Listen to the media and you would imagine such behaviour only arrived with football fans and stag parties; that the present time was one of moral degeneration unparalleled in previous ages. Extra-marital affairs, casual relationships, children not knowing who their father is, those stories at once condemned and embraced by the tabloids press and the chat shows, are presented as products of the so-called “permissive society” of the 1960s, yet deep within rural communities they were commonplace two centuries ago.
The Revd John Skinner of Camerton, Somerset. wrote in his journal in 1807,
I had had occasion to notice the behaviour of a woman of the name of Sarah Summers, who kept company with Coward, a servant of Burfitt’s.
In the beginning of November, 1806, she came to me saying she wished to have the Banns asked between Coward and herself. I told her that it had been mentioned to me that her husband was alive, and therefore it would be very wrong in her to think of being asked without she was certain he was dead. She said it was all false what folks said about his being alive; that he went to the East Indies as a soldier upwards of seven years ago, and had never been, heard of since.

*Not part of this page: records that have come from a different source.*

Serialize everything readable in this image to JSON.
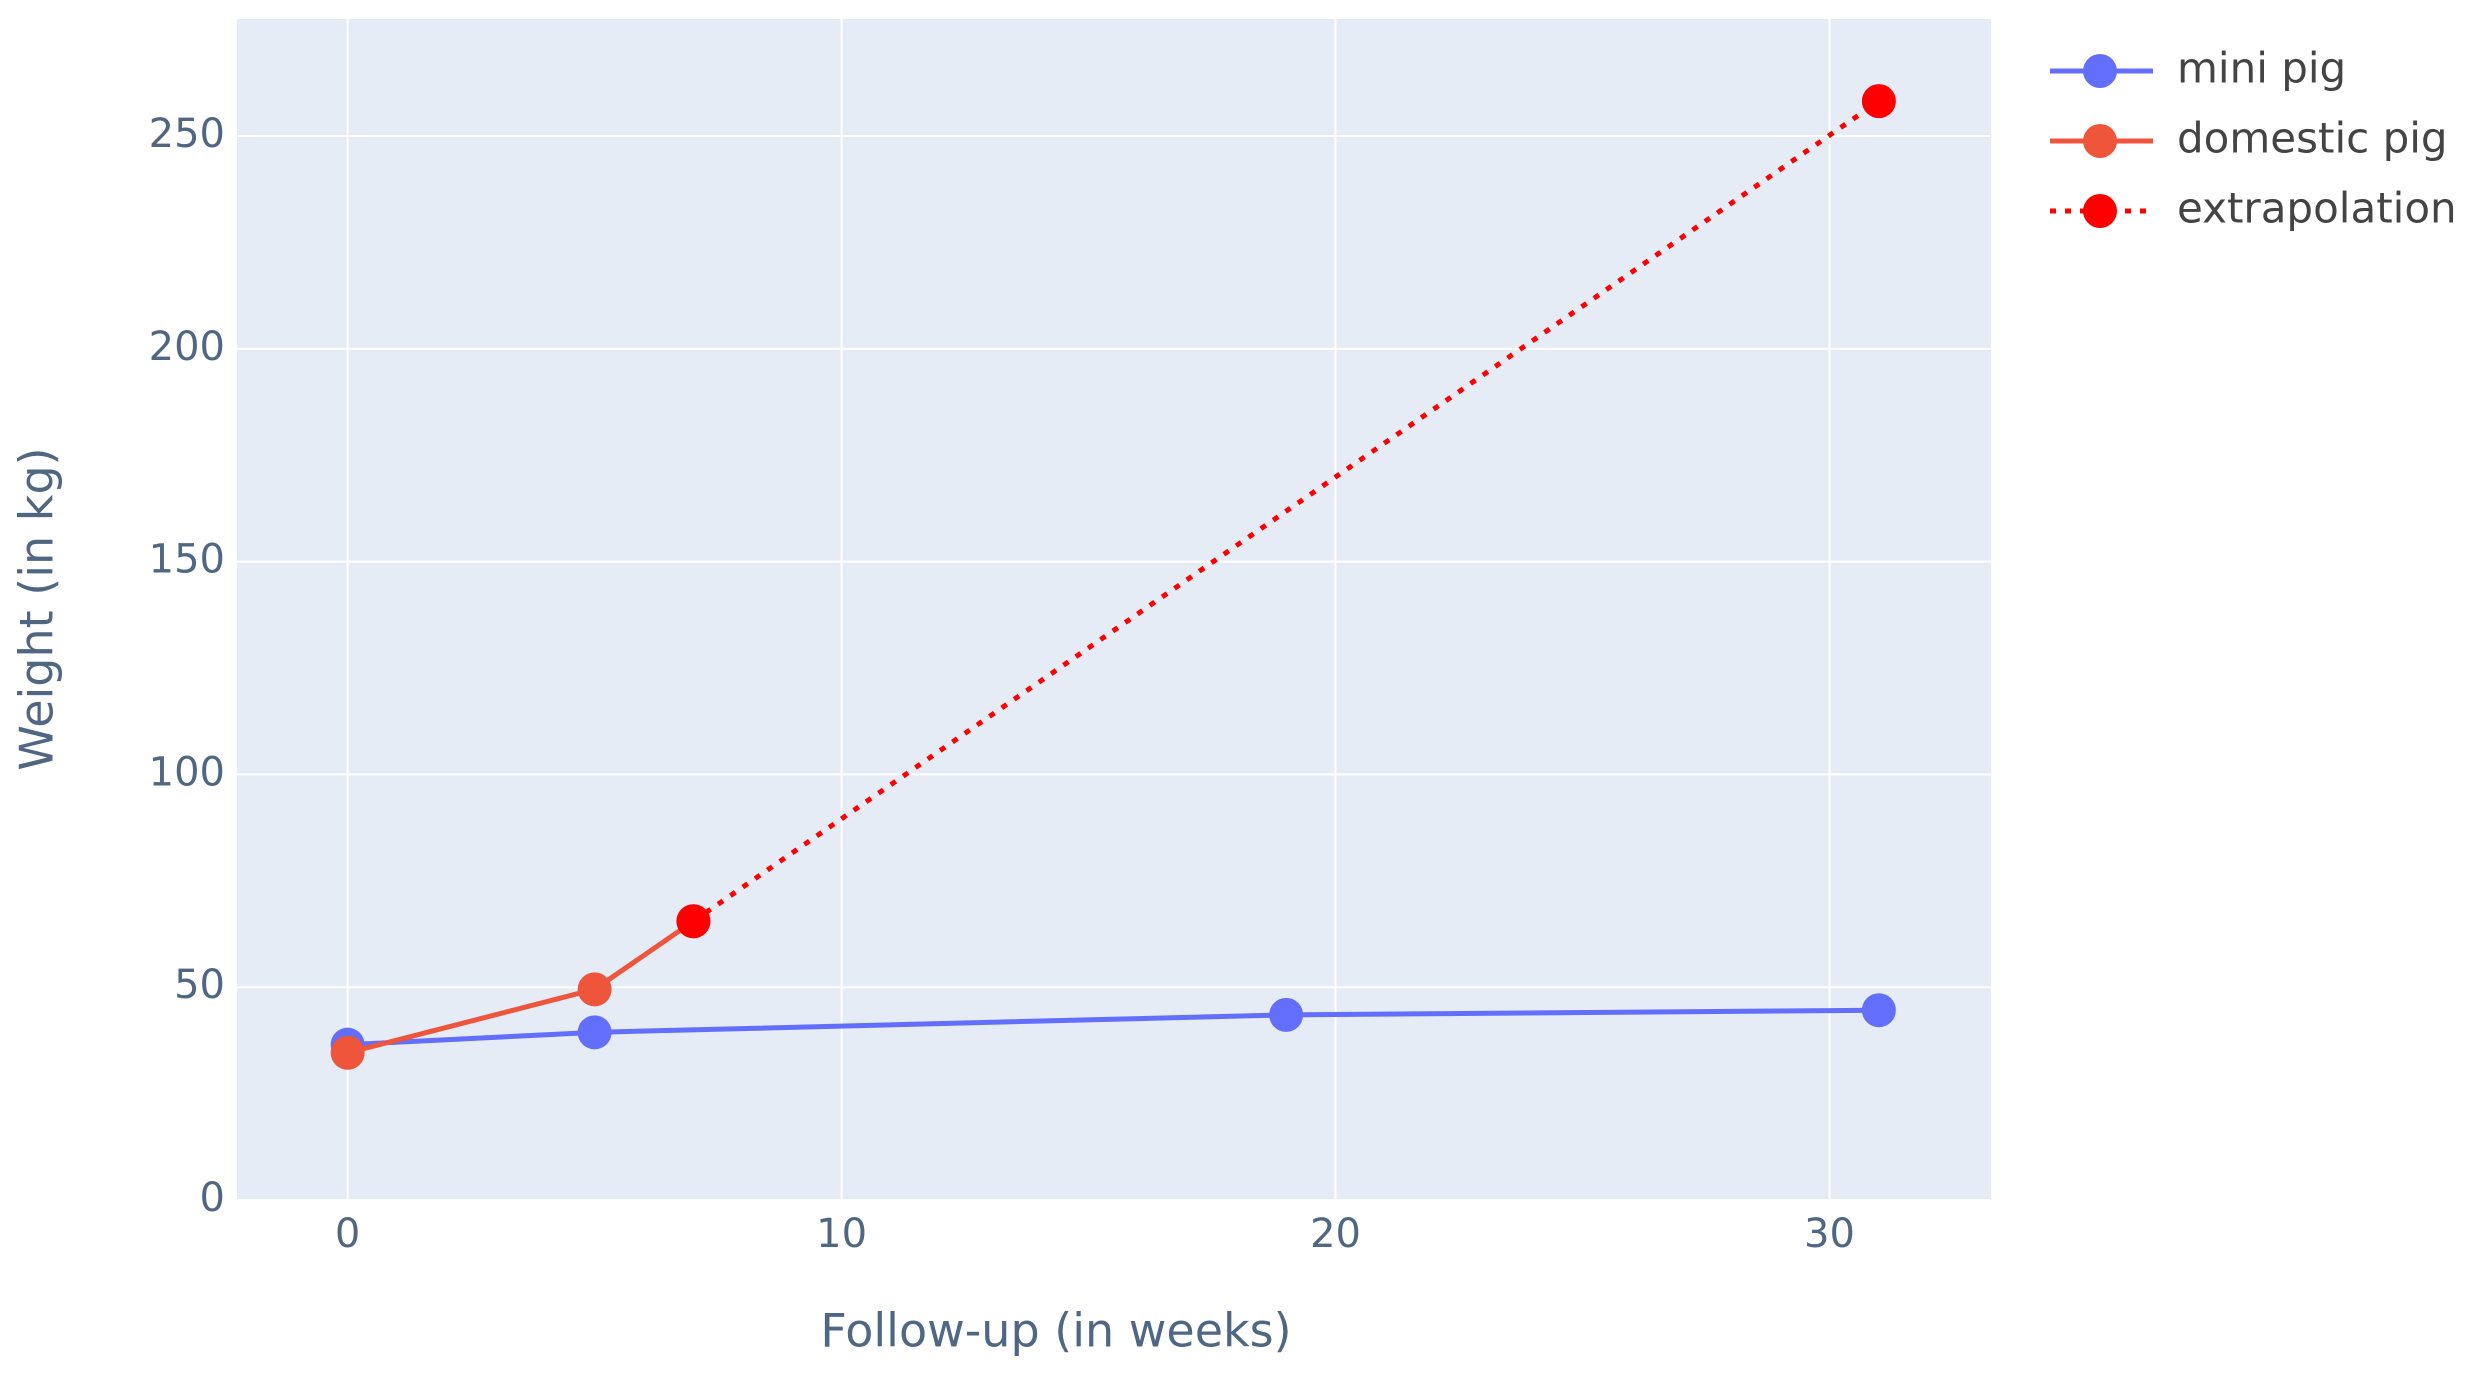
{
  "chart_data": {
    "type": "line",
    "x_label": "Follow-up (in weeks)",
    "y_label": "Weight (in kg)",
    "xlim": [
      -2.24,
      33.27
    ],
    "xticks": [
      0,
      10,
      20,
      30
    ],
    "ylim": [
      0,
      277.5
    ],
    "yticks": [
      0,
      50,
      100,
      150,
      200,
      250
    ],
    "grid": true,
    "legend": "right",
    "series": [
      {
        "name": "mini pig",
        "color": "#636efa",
        "dash": "solid",
        "x": [
          0,
          5,
          19,
          31
        ],
        "values": [
          36.5,
          39.4,
          43.5,
          44.6
        ]
      },
      {
        "name": "domestic pig",
        "color": "#ef553b",
        "dash": "solid",
        "x": [
          0,
          5,
          7
        ],
        "values": [
          34.6,
          49.5,
          65.5
        ]
      },
      {
        "name": "extrapolation",
        "color": "#ff0000",
        "dash": "dot",
        "x": [
          7,
          31
        ],
        "values": [
          65.5,
          258.2
        ]
      }
    ]
  }
}
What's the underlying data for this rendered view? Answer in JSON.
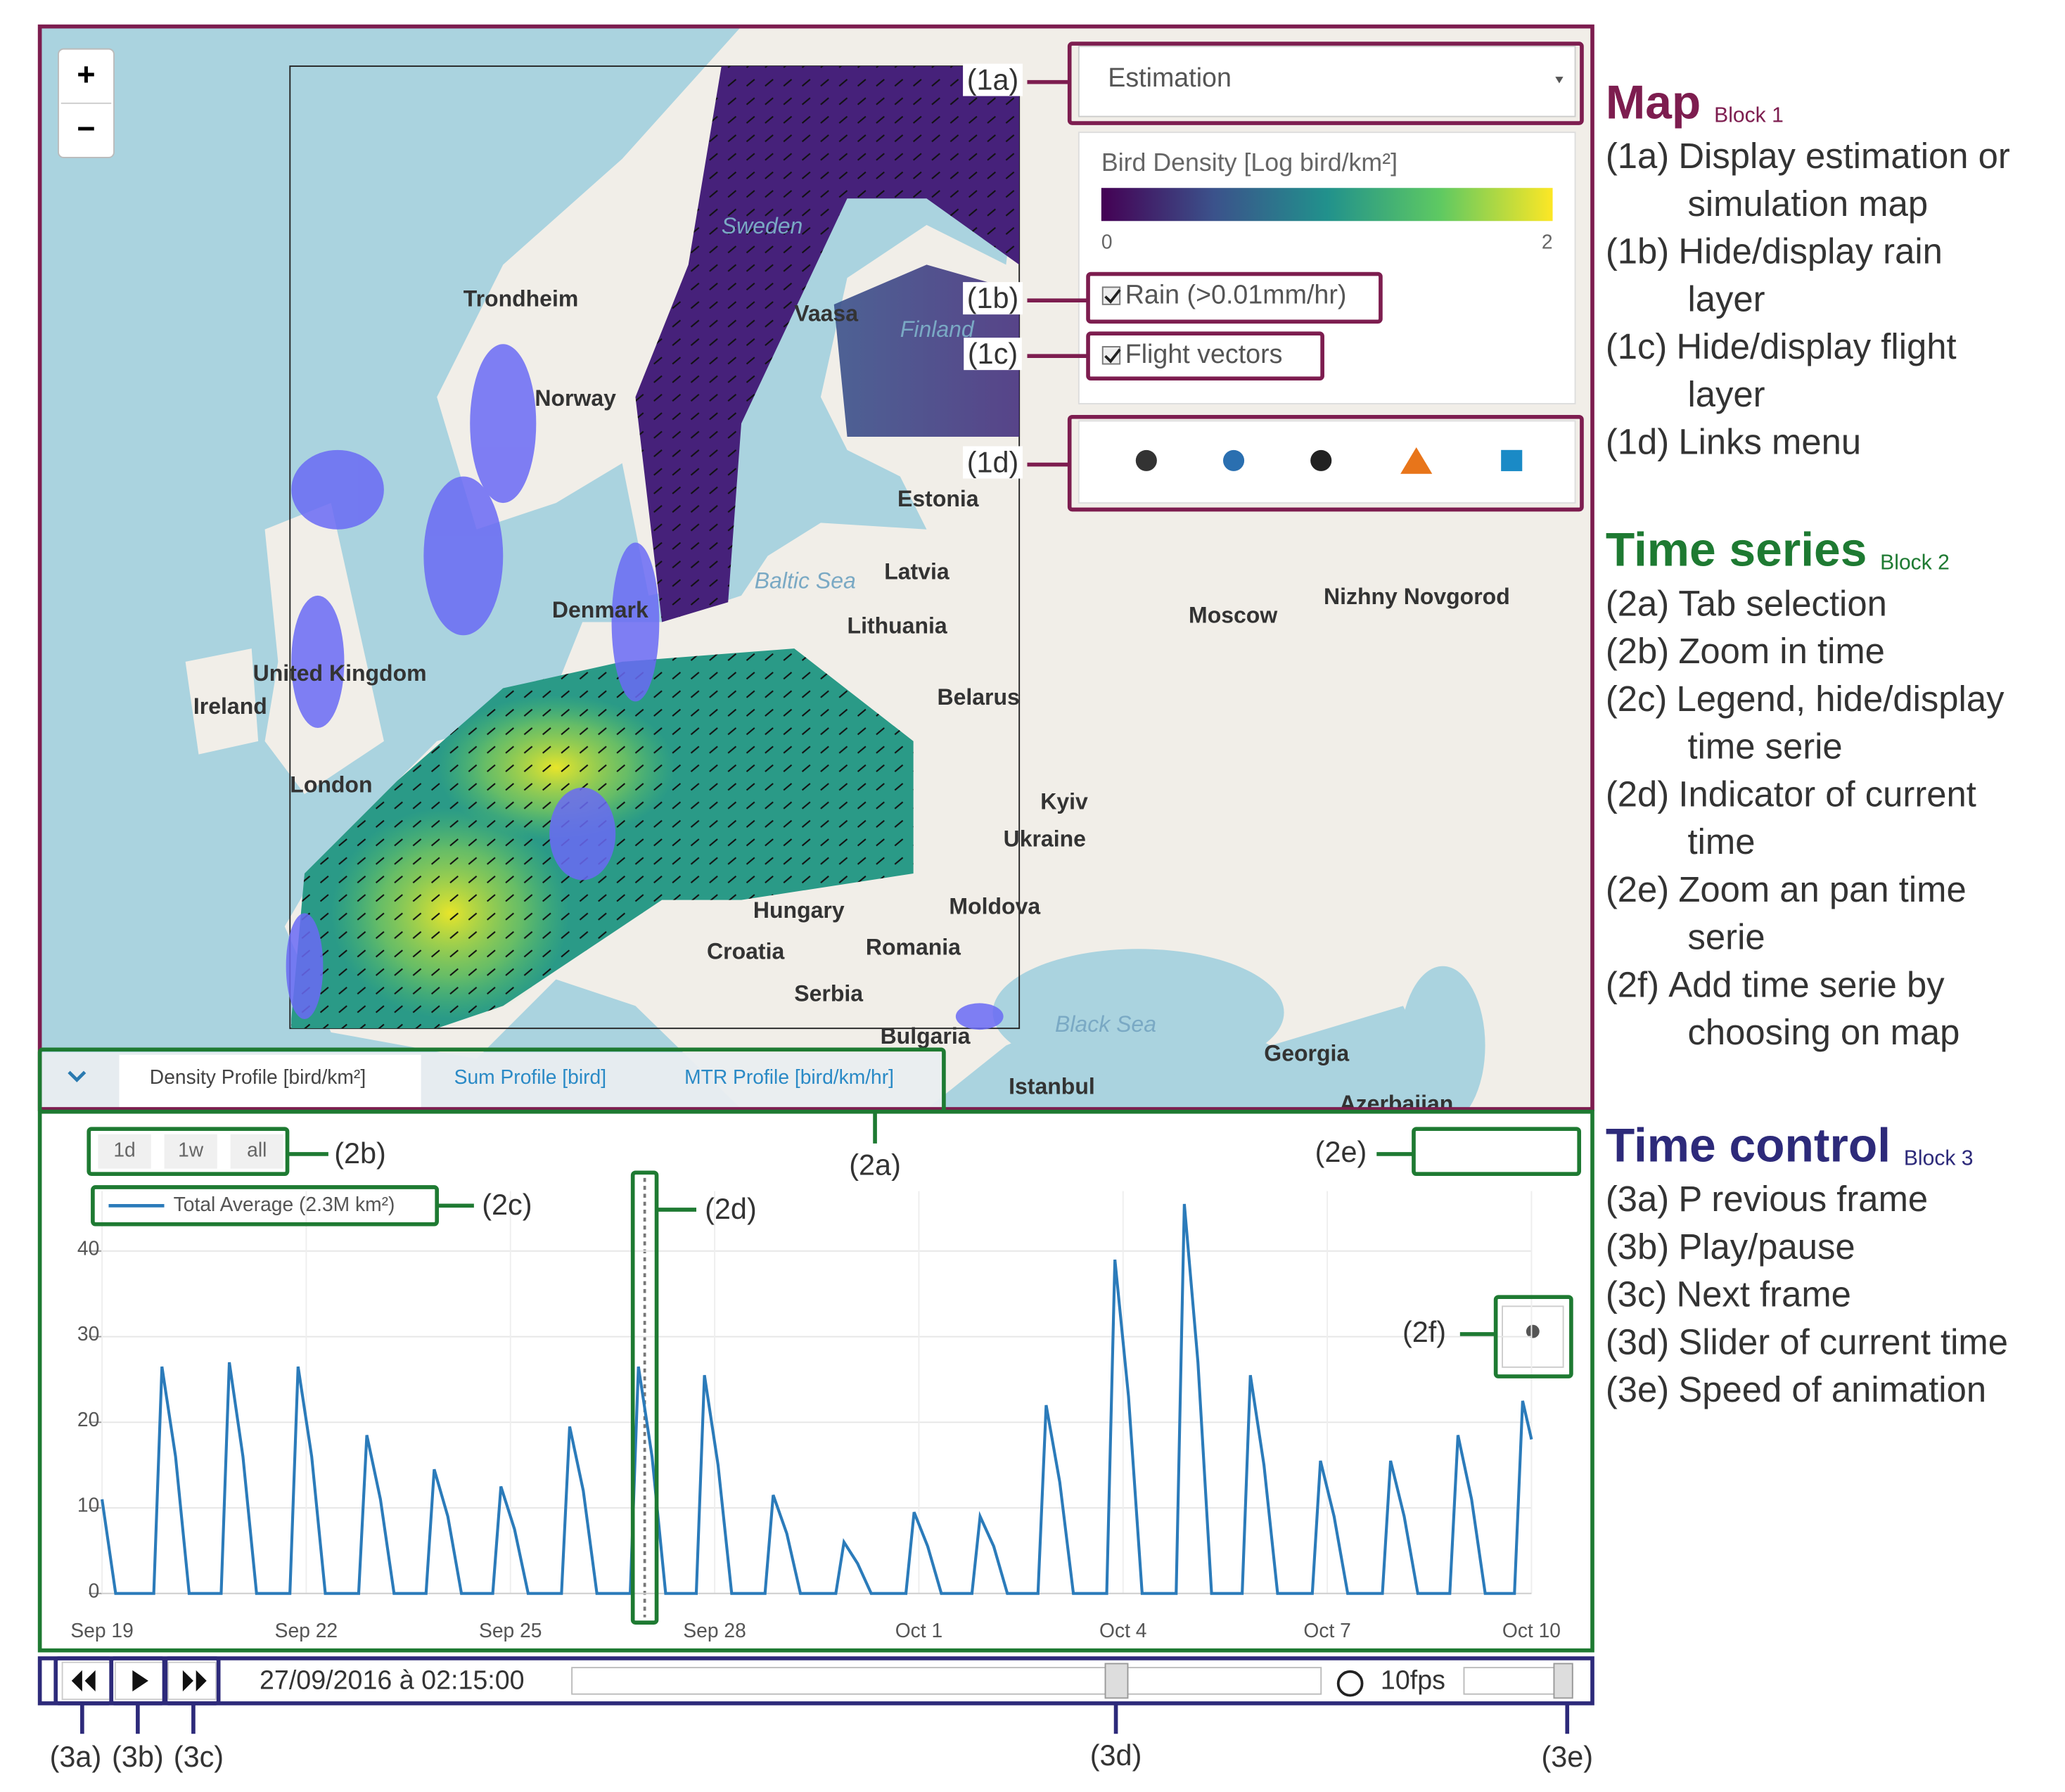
{
  "map": {
    "zoom_in": "+",
    "zoom_out": "−",
    "places": [
      "Trondheim",
      "Norway",
      "Vaasa",
      "Sweden",
      "Finland",
      "Estonia",
      "Latvia",
      "Lithuania",
      "Denmark",
      "Belarus",
      "Moscow",
      "Nizhny Novgorod",
      "Kyiv",
      "Ukraine",
      "Moldova",
      "Hungary",
      "Romania",
      "Croatia",
      "Serbia",
      "Bulgaria",
      "Istanbul",
      "Georgia",
      "Azerbaijan",
      "United Kingdom",
      "Ireland",
      "London",
      "Black Sea",
      "Baltic Sea"
    ],
    "dropdown": "Estimation",
    "legend_title": "Bird Density [Log bird/km²]",
    "colorbar_min": 0,
    "colorbar_max": 2,
    "rain_checkbox": "Rain (>0.01mm/hr)",
    "flight_checkbox": "Flight vectors"
  },
  "tabs": [
    "Density Profile [bird/km²]",
    "Sum Profile [bird]",
    "MTR Profile [bird/km/hr]"
  ],
  "range_buttons": [
    "1d",
    "1w",
    "all"
  ],
  "chart_data": {
    "type": "line",
    "series": [
      {
        "name": "Total Average (2.3M km²)",
        "color": "#2b7bba",
        "x": [
          0,
          0.2,
          0.76,
          0.88,
          1.08,
          1.28,
          1.75,
          1.87,
          2.07,
          2.27,
          2.76,
          2.88,
          3.08,
          3.28,
          3.77,
          3.89,
          4.09,
          4.29,
          4.76,
          4.88,
          5.08,
          5.28,
          5.74,
          5.86,
          6.06,
          6.26,
          6.75,
          6.87,
          7.07,
          7.27,
          7.76,
          7.88,
          8.08,
          8.28,
          8.73,
          8.85,
          9.05,
          9.25,
          9.74,
          9.86,
          10.06,
          10.26,
          10.78,
          10.9,
          11.1,
          11.3,
          11.81,
          11.93,
          12.13,
          12.33,
          12.78,
          12.9,
          13.1,
          13.3,
          13.75,
          13.87,
          14.07,
          14.27,
          14.76,
          14.88,
          15.08,
          15.28,
          15.78,
          15.9,
          16.1,
          16.3,
          16.75,
          16.87,
          17.07,
          17.27,
          17.78,
          17.9,
          18.1,
          18.3,
          18.81,
          18.93,
          19.13,
          19.33,
          19.8,
          19.92,
          20.12,
          20.32,
          20.75,
          20.87,
          21
        ],
        "values": [
          11,
          0,
          0,
          26.5,
          16,
          0,
          0,
          27,
          16,
          0,
          0,
          26.5,
          16,
          0,
          0,
          18.5,
          11,
          0,
          0,
          14.5,
          9,
          0,
          0,
          12.5,
          7.5,
          0,
          0,
          19.5,
          12,
          0,
          0,
          26.5,
          16,
          0,
          0,
          25.5,
          15,
          0,
          0,
          11.5,
          7,
          0,
          0,
          6,
          3.5,
          0,
          0,
          9.5,
          5.5,
          0,
          0,
          9,
          5.5,
          0,
          0,
          22,
          13,
          0,
          0,
          39,
          23,
          0,
          0,
          45.5,
          27,
          0,
          0,
          25.5,
          15,
          0,
          0,
          15.5,
          9,
          0,
          0,
          15.5,
          9,
          0,
          0,
          18.5,
          11,
          0,
          0,
          22.5,
          18
        ]
      }
    ],
    "xlim": [
      0,
      21
    ],
    "xticks": [
      {
        "value": 0,
        "label": "Sep 19"
      },
      {
        "value": 3,
        "label": "Sep 22"
      },
      {
        "value": 6,
        "label": "Sep 25"
      },
      {
        "value": 9,
        "label": "Sep 28"
      },
      {
        "value": 12,
        "label": "Oct 1"
      },
      {
        "value": 15,
        "label": "Oct 4"
      },
      {
        "value": 18,
        "label": "Oct 7"
      },
      {
        "value": 21,
        "label": "Oct 10"
      }
    ],
    "ylim": [
      0,
      47
    ],
    "yticks": [
      0,
      10,
      20,
      30,
      40
    ],
    "grid": true
  },
  "time_control": {
    "datetime": "27/09/2016 à 02:15:00",
    "speed": "10fps"
  },
  "callouts": [
    "(1a)",
    "(1b)",
    "(1c)",
    "(1d)",
    "(2a)",
    "(2b)",
    "(2c)",
    "(2d)",
    "(2e)",
    "(2f)",
    "(3a)",
    "(3b)",
    "(3c)",
    "(3d)",
    "(3e)"
  ],
  "description": [
    {
      "title": "Map",
      "block": "Block 1",
      "items": [
        {
          "key": "(1a)",
          "lines": [
            "Display estimation or",
            "simulation map"
          ]
        },
        {
          "key": "(1b)",
          "lines": [
            "Hide/display rain",
            "layer"
          ]
        },
        {
          "key": "(1c)",
          "lines": [
            "Hide/display flight",
            "layer"
          ]
        },
        {
          "key": "(1d)",
          "lines": [
            "Links menu"
          ]
        }
      ]
    },
    {
      "title": "Time series",
      "block": "Block 2",
      "items": [
        {
          "key": "(2a)",
          "lines": [
            "Tab selection"
          ]
        },
        {
          "key": "(2b)",
          "lines": [
            "Zoom in time"
          ]
        },
        {
          "key": "(2c)",
          "lines": [
            "Legend, hide/display",
            "time serie"
          ]
        },
        {
          "key": "(2d)",
          "lines": [
            "Indicator of current",
            "time"
          ]
        },
        {
          "key": "(2e)",
          "lines": [
            "Zoom an pan time",
            "serie"
          ]
        },
        {
          "key": "(2f)",
          "lines": [
            "Add time serie by",
            "choosing on map"
          ]
        }
      ]
    },
    {
      "title": "Time control",
      "block": "Block 3",
      "items": [
        {
          "key": "(3a)",
          "lines": [
            "P revious frame"
          ]
        },
        {
          "key": "(3b)",
          "lines": [
            "Play/pause"
          ]
        },
        {
          "key": "(3c)",
          "lines": [
            "Next frame"
          ]
        },
        {
          "key": "(3d)",
          "lines": [
            "Slider of current time"
          ]
        },
        {
          "key": "(3e)",
          "lines": [
            "Speed of animation"
          ]
        }
      ]
    }
  ]
}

I accordingly asked the Banns in Church. Just as the parties were preparing to be married the husband made his appearance at Camerton, and on enquiring for his wife found out her residence and surprised her by his coming so unexpectedly upon her; whilst he on his part was no less astonished at finding four children, instead of the one he had left when he went abroad. However, as reproofs and complaints were useless, like a second Socrates he forgave the frail one and took her again to his bosom, and for near a month they lived together, I understand, in perfect conjugal felicity; but, unfortunately, the husband returning from his work in the coal pits sooner than was expected, found his rival with his wife. He beat her as long as he could without absolutely killing her, and immediately left the strumpet, going to take up his abode at Timsbury. The man afterwards married a Timsbury woman by licence.
Skinner tried to cope with a society not so different from our own. Notions of a bygone “golden age”, either at home or abroad, demand a very selective reading of history and turning a blind eye to all the inconvenient facts.